The Los Angeles County Coroners Office was assisted in their investigation by the Los Angeles Suicide Prevention Team who had expert knowledge on suicide. Monroe’s doctors did state that she had been prone to severe fears and frequent depressions with abrupt and unpredictable mood swings and that she had overdosed several times in the past – possibly intentionally. Due to those facts and the lack of any indication of foul play, deputy coroner Thomas Noguchi classified her death as probable suicide.
Monroe’s sudden death made front-page news across the United States and Europe. According to Lois Banner, the suicide rate in Los Angeles increased in the month after she died; the circulation rate of most newspapers expanded that month”. The Chicago Tribune reported that they had received hundreds of phone calls from members of the public requesting information about her death. French artist Jean Cocteau commented that her death “should serve as a terrible lesson to all those, whose chief occupation consists of spying on and tormenting film stars”. Former co-star Laurence Olivier said she was “the complete victim of ballyhoo and sensation”. Bus stop director Joshua Logan stated that she was “one of the most unappreciated people in the world”.

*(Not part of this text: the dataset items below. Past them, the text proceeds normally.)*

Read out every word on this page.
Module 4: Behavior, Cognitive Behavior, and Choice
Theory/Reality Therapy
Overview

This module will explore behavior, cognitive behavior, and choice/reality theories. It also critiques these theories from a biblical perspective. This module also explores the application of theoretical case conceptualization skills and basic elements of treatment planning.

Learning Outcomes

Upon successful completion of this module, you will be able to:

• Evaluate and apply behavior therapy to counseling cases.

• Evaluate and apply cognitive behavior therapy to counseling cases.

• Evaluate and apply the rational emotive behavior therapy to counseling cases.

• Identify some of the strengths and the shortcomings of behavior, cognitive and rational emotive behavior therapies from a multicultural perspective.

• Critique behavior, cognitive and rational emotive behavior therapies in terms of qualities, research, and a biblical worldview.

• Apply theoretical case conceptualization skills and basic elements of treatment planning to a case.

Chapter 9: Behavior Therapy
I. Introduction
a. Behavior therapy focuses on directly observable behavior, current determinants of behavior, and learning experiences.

On August 8th 1962, Marilyn Monroe was laid to rest at the Westwood Village Memorial Park Cemetery at a private funeral attended by those closest to her. The service was arranged by Joe DiMaggio, her half sister Berniece Baker Miracle, and Monroe’s business manager Inez Melson. Hundreds of spectators crowded the streets around the cemetary. Monroe was eventually entombed at Crypt No.24 at the Corridor of Memories.
The legacy of Marilyn Monroe
According to The Guide to United States Popular Culture, Monroe’s few rivals include the likes of Elvis Presley and Mickey Mouse as an icon of American Popular Culture. No other star has inspired such a wide range of emotions – from lust to pity, from envy to remorse. Art historian Gail Leven stated that she may have been the most photographed person of the 20th century, and The American Film Institute has named her the sixth greatest female screen legend in American film hosstory. The Smithsonian Institute has included her on their list of 100 Most Significant Americans of all time and both Variety and VH1 placed her in the top ten in their rankings of the greatest pop culture icons of the twentieth century.
Hundreds of books have been written about Marilyn Monroe. She has been the subject of a large number of films, plays, operas and songs and has influenced artists and entertainers like Andy Wahol and Madonna years after her death. Remaining to this day, a valuable brand; her image and name is licensed for hundreds of products and has been featured in advertising for brands such as Max Factor, Chanel, Mercedes-Benz and even Absolut Vodka.
Her neverending popularity is tied to her conflicting public image. On one side she endlessly remains a sex symbol, beauty icon and one of the most famous stars of old Hollywood. On the other, she’s remembered for her troubled private life, unstable childhood, struggle for professional respect and her death and the conspiracy theories that surround it. She is also written about in terms of gender and feminism with writers falling into one of two camps. Some view her as the victim of the studio system of Hollywood. Others stress her proactive role in her career and her participation of her on-screen and public persona.